Sabrina Sequeira ’21: A Healthy Start to the American Dream
When Sabrina Sequeira ’21 decided to dedicate her summer to helping refugees, she didn't jet to a distant corner of the globe — she took the New Jersey Turnpike home.
You don’t need to fly 7,000 miles to the other side of the world to make a difference. For Service Focus student Sabrina Sequeira ’21, helping emigrés find their footing in a new land required a trip home — just 40 miles from the Princeton campus.
The Springfield, New Jersey, native (pictured above, right), who is considering majoring in chemistry with an eye on a career in health and medicine, worked with the Office of Religious Life to locate a summer internship at the International Rescue Committee’s (IRC) New Jersey Office for Refugees in Elizabeth. There, she helped develop the curriculum for a pilot program that teaches new arrivals about American health care and health care rights; she also helped build a wellness directory of local medical resources specifically for refugees.

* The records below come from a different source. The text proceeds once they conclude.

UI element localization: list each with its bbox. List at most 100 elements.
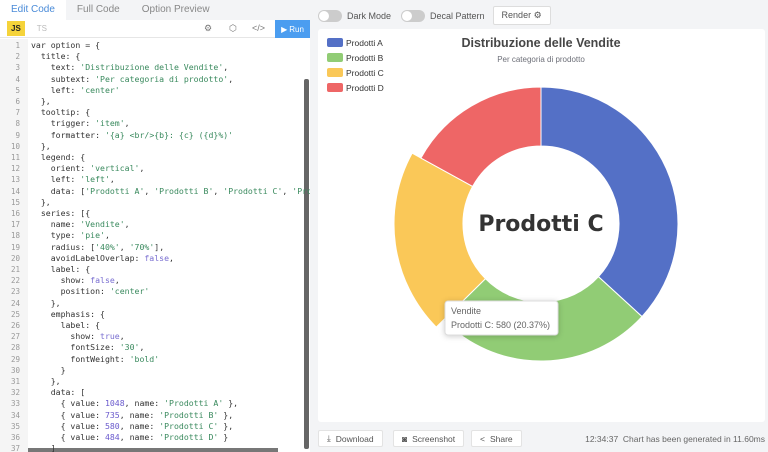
code-token: },: [31, 376, 61, 386]
code-token: },: [218, 420, 234, 431]
code-text: { value: 735, name: 'Prodotti B' },: [31, 409, 234, 421]
line-number: 34: [10, 410, 20, 420]
code-token: 1048: [104, 398, 125, 409]
code-token: ,: [109, 174, 115, 185]
code-line: 19 radius: ['40%', '70%'],: [0, 242, 310, 253]
legend-item[interactable]: Prodotti C: [327, 68, 384, 78]
code-text: label: {: [31, 320, 100, 331]
code-text: },: [31, 376, 61, 387]
line-number: 8: [15, 119, 20, 129]
code-line: 37 ]: [0, 443, 310, 452]
code-token: ,: [119, 331, 125, 342]
line-number: 4: [15, 74, 20, 84]
line-number: 12: [10, 164, 20, 174]
run-button[interactable]: ▶ Run: [275, 20, 310, 38]
tooltip-text: Prodotti C: 580 (20.37%): [451, 320, 550, 330]
chart-title: Distribuzione delle Vendite: [461, 36, 620, 50]
code-line: 15 },: [0, 197, 310, 208]
code-line: 16 series: [{: [0, 208, 310, 219]
line-number: 1: [15, 41, 20, 50]
code-line: 7 tooltip: {: [0, 107, 310, 118]
code-token: },: [31, 297, 61, 308]
line-number: 20: [10, 253, 20, 263]
code-line: 12 orient: 'vertical',: [0, 163, 310, 174]
box-icon[interactable]: ⬡: [229, 23, 237, 34]
code-token: position:: [31, 286, 110, 297]
code-token: legend: {: [31, 152, 86, 162]
line-number: 5: [15, 85, 20, 95]
chart-toolbar: Dark Mode Decal Pattern Render ⚙: [318, 6, 551, 25]
pie-slice-prodotti-a[interactable]: [540, 86, 679, 318]
code-token: type:: [31, 230, 81, 241]
code-token: 'bold': [129, 353, 160, 364]
code-panel: Edit Code Full Code Option Preview JS TS…: [0, 0, 310, 452]
code-token: { value:: [31, 432, 105, 442]
legend-item[interactable]: Prodotti A: [327, 38, 383, 48]
js-language-button[interactable]: JS: [7, 21, 25, 36]
code-token: ,: [223, 62, 229, 73]
code-token: emphasis: {: [31, 308, 105, 319]
share-label: Share: [489, 433, 513, 444]
code-text: position: 'center': [31, 286, 150, 297]
code-token: 'item': [95, 118, 125, 129]
line-number: 31: [10, 377, 20, 386]
legend-item[interactable]: Prodotti B: [327, 53, 384, 63]
settings-icon[interactable]: ⚙: [204, 23, 212, 34]
code-token: '70%': [129, 241, 155, 252]
download-button[interactable]: ⤓ Download: [318, 430, 383, 447]
share-button[interactable]: < Share: [471, 430, 522, 447]
code-token: ,: [213, 185, 224, 196]
render-button[interactable]: Render ⚙: [492, 6, 551, 25]
code-token: { value:: [31, 398, 105, 409]
code-line: 11 legend: {: [0, 152, 310, 163]
legend-label: Prodotti D: [346, 83, 384, 93]
code-text: avoidLabelOverlap: false,: [31, 253, 174, 264]
line-number: 3: [15, 63, 20, 73]
code-token: left:: [31, 84, 81, 95]
tab-edit-code[interactable]: Edit Code: [0, 0, 66, 20]
code-token: ]: [31, 443, 56, 452]
code-token: fontSize:: [31, 342, 120, 353]
code-token: 'vertical': [90, 163, 140, 174]
line-number: 6: [15, 97, 20, 106]
line-number: 11: [10, 153, 20, 162]
code-icon[interactable]: </>: [252, 23, 265, 33]
code-text: tooltip: {: [31, 107, 90, 118]
code-token: '30': [119, 342, 140, 353]
screenshot-button[interactable]: ◙ Screenshot: [393, 430, 465, 447]
decal-pattern-toggle[interactable]: [401, 9, 426, 22]
code-text: fontSize: '30',: [31, 342, 144, 353]
code-token: ],: [154, 241, 165, 252]
code-token: ,: [139, 342, 145, 353]
code-token: 'Prodotti B': [159, 409, 219, 420]
status-bar: 12:34:37 Chart has been generated in 11.…: [585, 434, 765, 444]
dark-mode-toggle[interactable]: [318, 9, 342, 22]
line-number: 2: [15, 52, 20, 62]
code-token: ,: [119, 241, 130, 252]
tab-full-code[interactable]: Full Code: [66, 0, 131, 20]
code-editor[interactable]: 1 var option = {2 title: {3 text: 'Distri…: [0, 39, 310, 452]
code-line: 28 fontSize: '30',: [0, 342, 310, 353]
status-message: Chart has been generated in 11.60ms: [622, 434, 765, 444]
line-number: 16: [10, 209, 20, 218]
line-number: 15: [10, 197, 20, 207]
status-time: 12:34:37: [585, 434, 619, 444]
code-line: 24 },: [0, 298, 310, 309]
legend-item[interactable]: Prodotti D: [327, 83, 384, 93]
legend-label: Prodotti A: [346, 38, 383, 48]
code-token: },: [223, 398, 239, 409]
code-token: name:: [31, 219, 81, 230]
code-text: fontWeight: 'bold': [31, 354, 159, 365]
tab-option-preview[interactable]: Option Preview: [131, 0, 221, 20]
code-token: radius: [: [31, 241, 96, 252]
code-token: '40%': [95, 241, 120, 252]
code-line: 2 title: {: [0, 51, 310, 62]
code-token: series: [{: [31, 208, 91, 218]
code-token: tooltip: {: [31, 107, 91, 118]
code-line: 9 formatter: '{a} <br/>{b}: {c} ({d}%)': [0, 130, 310, 141]
line-number: 26: [10, 321, 20, 330]
code-token: title: {: [31, 51, 81, 62]
code-text: { value: 580, name: 'Prodotti C' },: [31, 420, 234, 432]
code-text: left: 'center': [31, 85, 120, 96]
ts-language-button[interactable]: TS: [37, 24, 47, 33]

In the past decade, the IRC and its partner agencies in New Jersey have resettled 5,388 refugees from 37 countries, including Afghanistan, Bhutan, Burma, Cuba, Democratic Republic of Congo, Iraq, Syria, and Sudan. Community Health Promoters (CHPs), most of whom are immigrants or refugees themselves, serve as liaisons to the more recent arrivals. “The Community Health Promoters have really established their lives here,” says Sequeira, pointing to CHP colleagues who have thrived in real estate and are studying for their master’s in business.

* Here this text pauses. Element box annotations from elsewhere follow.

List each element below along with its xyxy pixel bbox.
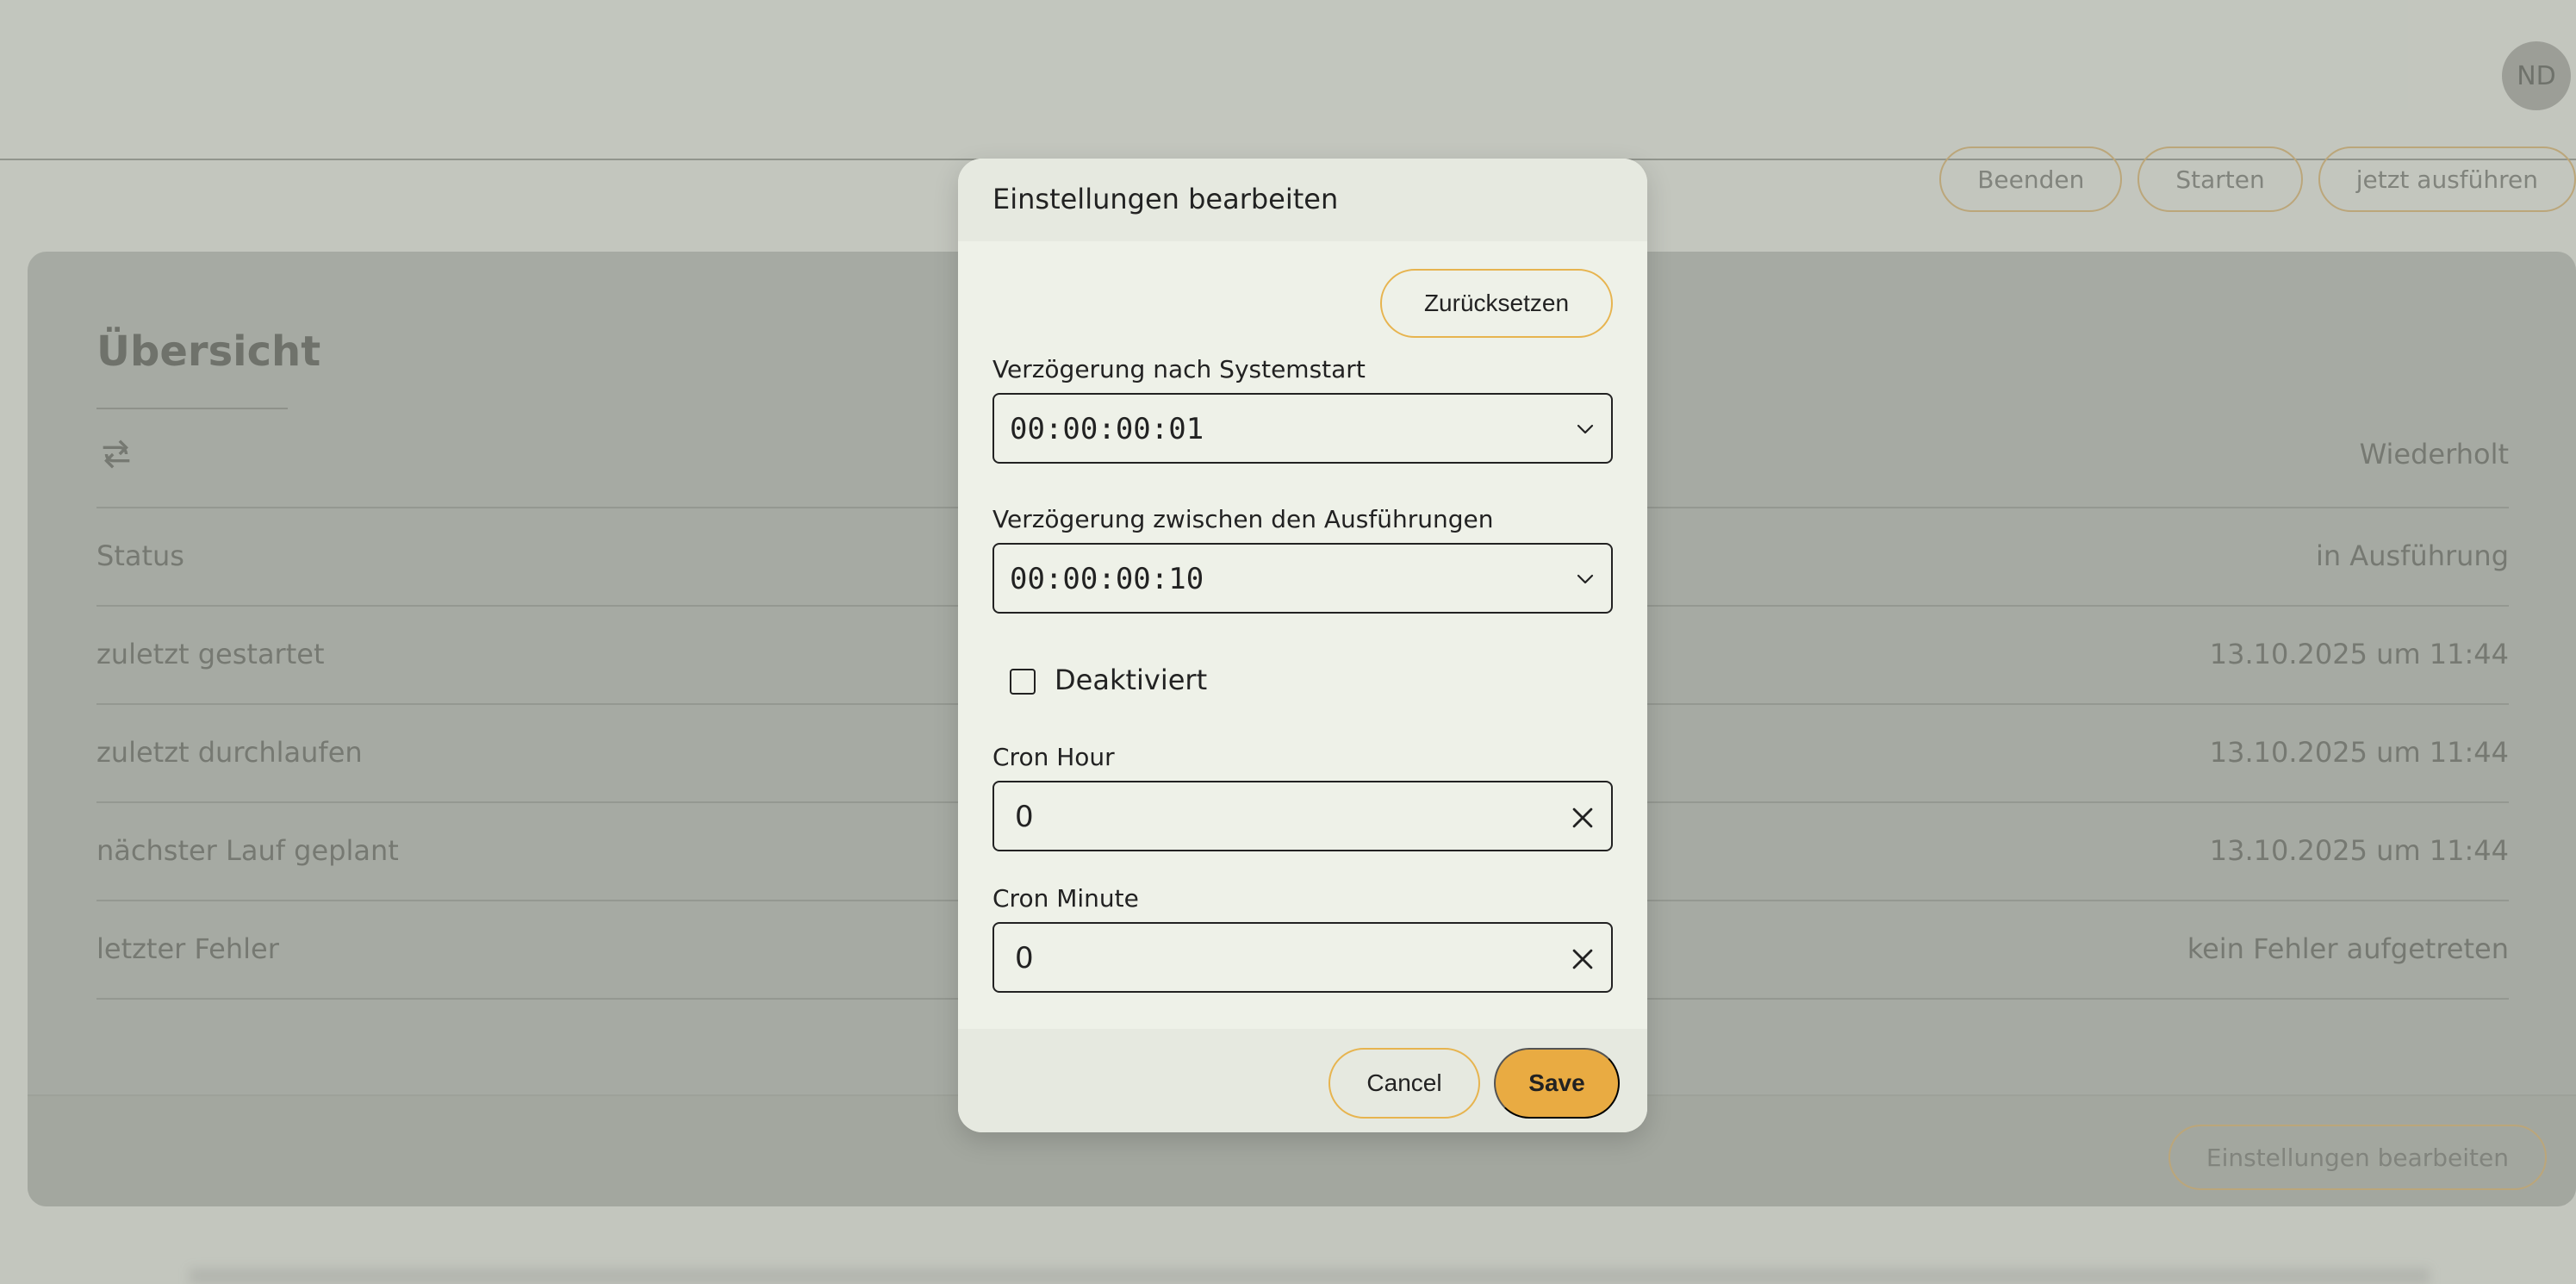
reset-button[interactable]: Zurücksetzen bbox=[1380, 269, 1613, 338]
cron-hour-value: 0 bbox=[1015, 800, 1034, 834]
delay-startup-value: 00:00:00:01 bbox=[1010, 412, 1204, 446]
delay-between-label: Verzögerung zwischen den Ausführungen bbox=[992, 505, 1494, 533]
modal-header: Einstellungen bearbeiten bbox=[958, 159, 1647, 241]
chevron-down-icon bbox=[1577, 424, 1594, 434]
cron-hour-input[interactable]: 0 bbox=[992, 781, 1613, 851]
cron-minute-input[interactable]: 0 bbox=[992, 922, 1613, 993]
cancel-button[interactable]: Cancel bbox=[1328, 1048, 1480, 1119]
delay-between-select[interactable]: 00:00:00:10 bbox=[992, 543, 1613, 614]
delay-between-value: 00:00:00:10 bbox=[1010, 562, 1204, 596]
cron-minute-label: Cron Minute bbox=[992, 884, 1139, 913]
cron-hour-label: Cron Hour bbox=[992, 743, 1115, 771]
close-icon[interactable] bbox=[1568, 944, 1597, 974]
close-icon[interactable] bbox=[1568, 803, 1597, 832]
settings-modal: Einstellungen bearbeiten Zurücksetzen Ve… bbox=[958, 159, 1647, 1132]
chevron-down-icon bbox=[1577, 574, 1594, 584]
save-button[interactable]: Save bbox=[1494, 1048, 1620, 1119]
disabled-checkbox[interactable] bbox=[1010, 669, 1036, 695]
delay-startup-label: Verzögerung nach Systemstart bbox=[992, 355, 1366, 383]
disabled-label: Deaktiviert bbox=[1055, 664, 1208, 696]
cron-minute-value: 0 bbox=[1015, 941, 1034, 975]
modal-title: Einstellungen bearbeiten bbox=[992, 183, 1339, 215]
delay-startup-select[interactable]: 00:00:00:01 bbox=[992, 393, 1613, 464]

To equip those CHPs with new tools, Sequeira had to dig deep to determine which doctors, clinics, and facilities were best-equipped to serve a uniquely diverse population. Did they have multilingual staffers who could converse or interpret? Did they accept the correct insurance coverage like Medicaid?
“I contacted doctors and health practitioners one by one, asking if they’ve worked with refugees in the past,” says Sequeira. “Sometimes I’d ask if they have anyone who we can contact about training and educating their staff on the needs of refugees.”

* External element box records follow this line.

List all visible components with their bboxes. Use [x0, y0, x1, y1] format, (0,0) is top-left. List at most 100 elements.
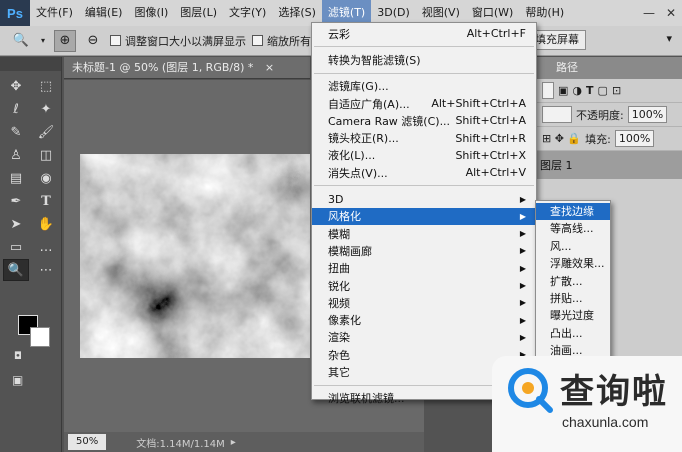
panel-grip[interactable]: [0, 57, 61, 71]
submenu-item-emboss[interactable]: 浮雕效果...: [536, 255, 610, 272]
menu-item-stylize[interactable]: 风格化 ▶: [312, 207, 536, 225]
menu-item-lens-correction[interactable]: 镜头校正(R)... Shift+Ctrl+R: [312, 129, 536, 146]
adjustment-filter-icon[interactable]: ◑: [572, 84, 582, 97]
menu-item-render[interactable]: 渲染 ▶: [312, 329, 536, 346]
opacity-input[interactable]: 100%: [627, 106, 668, 123]
submenu-item-extrude[interactable]: 凸出...: [536, 325, 610, 342]
lasso-tool-icon[interactable]: ℓ: [3, 98, 29, 120]
document-tab[interactable]: 未标题-1 @ 50% (图层 1, RGB/8) * ×: [64, 57, 310, 79]
smart-filter-icon[interactable]: ⊡: [612, 84, 621, 97]
eraser-tool-icon[interactable]: ◫: [33, 144, 59, 166]
magic-wand-tool-icon[interactable]: ✦: [33, 98, 59, 120]
marquee-tool-icon[interactable]: ⬚: [33, 75, 59, 97]
pixel-filter-icon[interactable]: ▣: [558, 84, 568, 97]
zoom-level[interactable]: 50%: [68, 434, 107, 450]
submenu-arrow-icon: ▶: [519, 246, 526, 256]
menu-item-blur-gallery[interactable]: 模糊画廊 ▶: [312, 242, 536, 259]
tab-paths[interactable]: 路径: [548, 57, 586, 79]
stamp-tool-icon[interactable]: ♙: [3, 144, 29, 166]
menu-item-blur[interactable]: 模糊 ▶: [312, 225, 536, 242]
move-tool-icon[interactable]: ✥: [3, 75, 29, 97]
zoom-tool-icon[interactable]: 🔍: [3, 259, 29, 281]
menu-item-distort[interactable]: 扭曲 ▶: [312, 260, 536, 277]
filter-kind-select[interactable]: [542, 82, 554, 99]
submenu-item-wind[interactable]: 风...: [536, 238, 610, 255]
menu-item-clouds[interactable]: 云彩 Alt+Ctrl+F: [312, 25, 536, 42]
path-select-tool-icon[interactable]: ➤: [3, 213, 29, 235]
clouds-canvas-image[interactable]: [80, 154, 310, 358]
menu-item-label: 渲染: [328, 331, 350, 345]
menu-item-convert-smart-filter[interactable]: 转换为智能滤镜(S): [312, 51, 536, 68]
menu-item-camera-raw[interactable]: Camera Raw 滤镜(C)... Shift+Ctrl+A: [312, 112, 536, 129]
burn-tool-icon[interactable]: ◉: [33, 167, 59, 189]
zoom-tool-preset-icon[interactable]: 🔍: [10, 30, 32, 52]
submenu-item-tiles[interactable]: 拼贴...: [536, 290, 610, 307]
fill-input[interactable]: 100%: [614, 130, 655, 147]
pen-tool-icon[interactable]: ✒: [3, 190, 29, 212]
submenu-item-find-edges[interactable]: 查找边缘: [536, 203, 610, 221]
minimize-icon[interactable]: —: [638, 0, 660, 26]
collapsed-tab[interactable]: [536, 57, 548, 79]
menu-item-label: Camera Raw 滤镜(C)...: [328, 114, 451, 128]
menu-item-shortcut: Alt+Ctrl+F: [466, 27, 526, 41]
menu-item-sharpen[interactable]: 锐化 ▶: [312, 277, 536, 294]
watermark-text: 查询啦: [560, 372, 668, 412]
menu-item-label: 视频: [328, 296, 350, 310]
submenu-arrow-icon: ▶: [519, 281, 526, 290]
lock-icons[interactable]: ⊞ ✥ 🔒: [542, 132, 581, 145]
opacity-label: 不透明度:: [576, 108, 624, 122]
menu-item-video[interactable]: 视频 ▶: [312, 294, 536, 311]
quick-mask-icon[interactable]: ◘: [14, 351, 22, 362]
layer-name: 图层 1: [540, 159, 573, 172]
menu-item-filter-gallery[interactable]: 滤镜库(G)...: [312, 78, 536, 95]
zoom-out-icon[interactable]: ⊖: [82, 30, 104, 52]
watermark-logo-icon: [508, 368, 553, 413]
menu-item-adaptive-wide-angle[interactable]: 自适应广角(A)... Alt+Shift+Ctrl+A: [312, 95, 536, 112]
resize-windows-option[interactable]: 调整窗口大小以满屏显示: [110, 33, 246, 49]
menu-item-shortcut: Alt+Shift+Ctrl+A: [431, 97, 526, 111]
menu-image[interactable]: 图像(I): [128, 0, 174, 26]
menu-separator: [314, 72, 534, 74]
zoom-all-option[interactable]: 缩放所有: [252, 33, 311, 49]
blend-mode-select[interactable]: [542, 106, 572, 123]
status-arrow-icon[interactable]: ▸: [231, 437, 236, 448]
menu-type[interactable]: 文字(Y): [223, 0, 272, 26]
close-tab-icon[interactable]: ×: [265, 61, 274, 74]
rectangle-tool-icon[interactable]: ▭: [3, 236, 29, 258]
type-tool-icon[interactable]: T: [33, 190, 59, 212]
menu-separator: [314, 185, 534, 187]
chevron-down-icon[interactable]: ▾: [38, 30, 48, 52]
submenu-item-solarize[interactable]: 曝光过度: [536, 307, 610, 324]
menu-item-liquify[interactable]: 液化(L)... Shift+Ctrl+X: [312, 147, 536, 164]
menu-item-pixelate[interactable]: 像素化 ▶: [312, 311, 536, 328]
watermark-overlay: 查询啦 chaxunla.com: [492, 356, 682, 452]
menu-layer[interactable]: 图层(L): [174, 0, 223, 26]
submenu-item-diffuse[interactable]: 扩散...: [536, 273, 610, 290]
menu-item-label: 转换为智能滤镜(S): [328, 53, 421, 67]
gradient-tool-icon[interactable]: ▤: [3, 167, 29, 189]
close-icon[interactable]: ✕: [660, 0, 682, 26]
more-tools-icon[interactable]: …: [33, 236, 59, 258]
resize-windows-checkbox[interactable]: [110, 34, 121, 46]
opacity-row: 不透明度: 100%: [536, 103, 682, 127]
zoom-all-checkbox[interactable]: [252, 34, 263, 46]
menu-file[interactable]: 文件(F): [30, 0, 79, 26]
menu-item-3d[interactable]: 3D ▶: [312, 190, 536, 207]
menu-item-vanishing-point[interactable]: 消失点(V)... Alt+Ctrl+V: [312, 164, 536, 181]
menu-item-label: 模糊: [328, 227, 350, 241]
screen-mode-icon[interactable]: ▣: [12, 373, 23, 387]
workspace-chevron-icon[interactable]: ▾: [666, 32, 672, 45]
layer-row[interactable]: 图层 1: [536, 151, 682, 179]
shape-filter-icon[interactable]: ▢: [598, 84, 608, 97]
stylize-submenu: 查找边缘 等高线... 风... 浮雕效果... 扩散... 拼贴... 曝光过…: [535, 200, 611, 358]
tools-panel: ✥ ⬚ ℓ ✦ ✎ 🖌 ♙ ◫ ▤ ◉ ✒ T ➤ ✋ ▭ … 🔍 ⋯ ◘ ▣: [0, 57, 62, 452]
extra-tools-icon[interactable]: ⋯: [33, 259, 59, 281]
zoom-in-icon[interactable]: ⊕: [54, 29, 76, 52]
eyedropper-tool-icon[interactable]: ✎: [3, 121, 29, 143]
brush-tool-icon[interactable]: 🖌: [33, 121, 59, 143]
background-color-swatch[interactable]: [30, 327, 50, 347]
menu-edit[interactable]: 编辑(E): [79, 0, 129, 26]
hand-tool-icon[interactable]: ✋: [33, 213, 59, 235]
type-filter-icon[interactable]: T: [586, 84, 594, 97]
submenu-item-contour[interactable]: 等高线...: [536, 220, 610, 237]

Her other major responsibility was creating the curriculum packets that addressed specific aspects of health care, like eldercare, nutrition, or sexual reproductive rights. “We write all the curricula in English,” Sequeira says. “Then the Community Health Promoters take that information and the packets to the families and describe everything to them in their native language.”
Her life experiences help her empathize with families adjusting to an unfamiliar culture and language. Her parents came to the United States from Portugal after they married, and she teaches English to Spanish-speaking immigrants in Trenton through Princeton’s PACE Center's ESL-El Centro program. “It’s difficult for people who have only been here for a little bit of time because of the language barrier and the culture shock,” she says.
The ongoing national conversation about refugees, and new federal immigration quotas, is never far from her daily thoughts. “The population of new refugees is shrinking,” she says. “It’s a very, very low number, and I think that’s definitely due to new policies.”
Outreach programs like the IRC’s health promotion project are more important than ever as a result, she says. At the end of the summer, the Office of Refugees surveyed project participants to see what they learned and how the program might be improved. The results were encouraging, with demonstrated improvement in health knowledge, greater command over navigating health care, and elevated self-esteem.
For Sequeira, the drive back to campus after her internship was a short one. But her summer made a positive impact on people from all around the world who now call America home.